By 6 months, those patients who have stuck rigidly to the full dose regime are feeling a whole lot worse, but most have quietly cut right back on their pills and are not so badly affected. No better than they were before the trial, but not much worse either. They are glad the trial is over, and worry they must have done something wrong, so they fill in the questionniares saying they are a bit better. Those who are much worse from following the regime rigidly aren't well enough to fill in the final questionnaires, so their results are never recorded.
The researchers look at the results. They realise they need to make some adjustments to their paper on the study in order to be able to claim success, so they fiddle around with the figures and find by using a different way of calculating the results of the fatigue questionnaire, and adjusting downwards their limits for 'success' they can still claim the treatment works.

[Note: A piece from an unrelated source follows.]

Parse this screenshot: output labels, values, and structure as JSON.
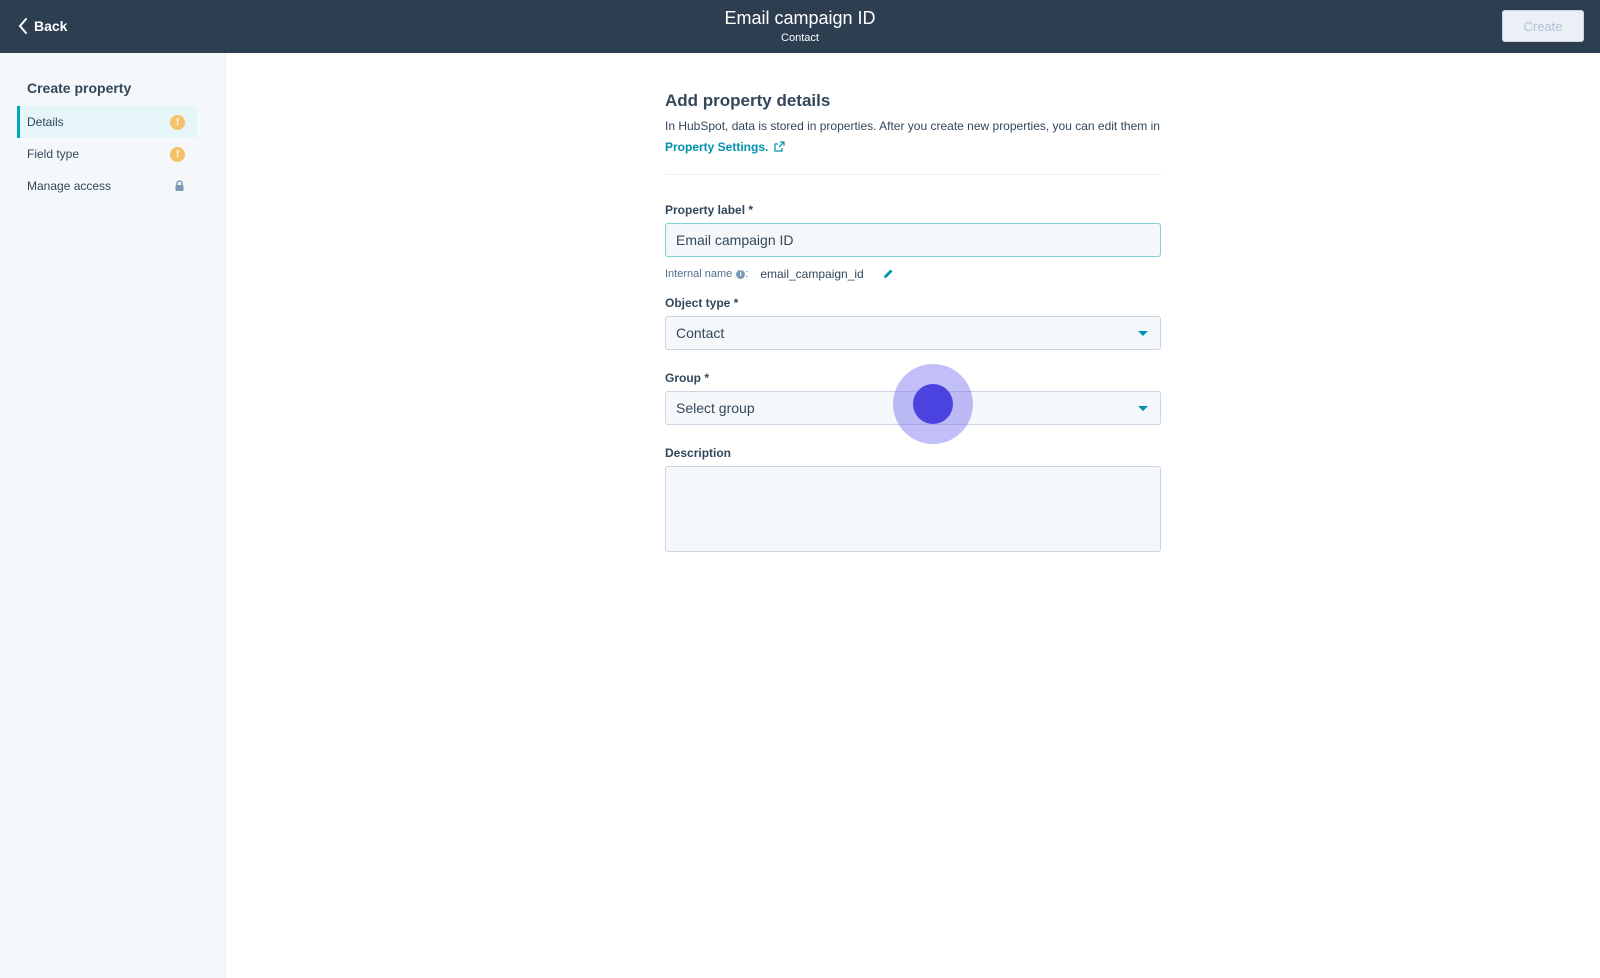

They publish a paper with great public fanfare reporting they have the cure for ME/CFS. All patients need is two of their 'green toe' pills a day. They report no adverse effects, and don't include any data on patient compliance with the dosage regime.
A couple of years after the release of the drug, patient organisations do a large survey of patients experiences with the drug and find that the vast majority report an initial period of a few weeks of mild improvement followed by serious deterioration. And even worse, those who stuck to the drug regime for more than 3 months are still very sick a year or more after stopping taking it.
Cochrane has written a review supporting the use of the drug, and now refuses to withdraw it, saying there is not clinical trial evidence of harm.
End of thought experiment.
GrEen Toes doesn't work and harms patients.